Garlic & Parsley Scotch Fillet
2 Scotch fillet steaks
1/2 Tbsp vegetable oil, or any high heat cooking oil like canola or extra light olive oil
sea salt & black pepper
4 Tbsp Lewis Road Garlic & Parsley Butter
2 cloves garlic, peeled and quartered
1 sprig fresh rosemary
Thoroughly pat steak dry with paper towels. Just before cooking, generously season with salt and black pepper.

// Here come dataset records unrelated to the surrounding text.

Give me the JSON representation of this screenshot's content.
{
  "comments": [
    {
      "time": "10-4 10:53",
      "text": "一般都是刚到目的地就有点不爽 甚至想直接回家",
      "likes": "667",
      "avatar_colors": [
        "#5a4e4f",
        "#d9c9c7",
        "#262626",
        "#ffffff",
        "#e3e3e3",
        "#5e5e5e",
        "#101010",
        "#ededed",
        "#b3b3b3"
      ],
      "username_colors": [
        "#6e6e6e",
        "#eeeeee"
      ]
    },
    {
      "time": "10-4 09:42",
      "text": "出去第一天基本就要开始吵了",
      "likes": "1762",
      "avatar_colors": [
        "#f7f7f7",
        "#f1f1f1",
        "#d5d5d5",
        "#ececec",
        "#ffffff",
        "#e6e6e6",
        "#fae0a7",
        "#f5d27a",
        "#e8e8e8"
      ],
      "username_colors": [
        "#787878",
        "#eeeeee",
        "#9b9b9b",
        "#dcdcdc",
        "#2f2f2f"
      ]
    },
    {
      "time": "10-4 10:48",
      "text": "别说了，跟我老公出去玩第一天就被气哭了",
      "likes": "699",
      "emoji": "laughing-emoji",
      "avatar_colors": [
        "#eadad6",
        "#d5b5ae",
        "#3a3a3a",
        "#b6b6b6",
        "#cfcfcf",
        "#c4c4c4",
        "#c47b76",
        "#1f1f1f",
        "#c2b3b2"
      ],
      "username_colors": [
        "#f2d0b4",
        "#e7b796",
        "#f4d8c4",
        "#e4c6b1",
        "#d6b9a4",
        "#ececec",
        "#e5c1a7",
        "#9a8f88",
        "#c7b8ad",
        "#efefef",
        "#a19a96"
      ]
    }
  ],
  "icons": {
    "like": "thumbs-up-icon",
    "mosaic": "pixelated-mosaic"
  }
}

Heat the pan until hot and then add oil over medium-high heat, swirling to coat. Once the oil is very hot, add steaks. Sear the steaks on the first side for 4 minutes until a brown crust has formed then flip and cook another 3-4 minutes. Using tongs, turn the steak on its sides to render the white fat and sear the edges (1-minute per
Reduce heat to medium and immediately add 4 Tbsp of garlic & Parsley butter, quartered garlic cloves and rosemary to the pan. Spoon the butter sauce over the steak, tilting the pan to get butter on your spoon. Continue spooning the sauce over the steak for a minute or until the steak is about 5-10 degrees from your desired doneness (the temperature will continue to rise another 5-10 degrees while steaks rest).
Transfer steak to a cutting board, and rest 10 minutes before slicing into strips to serve.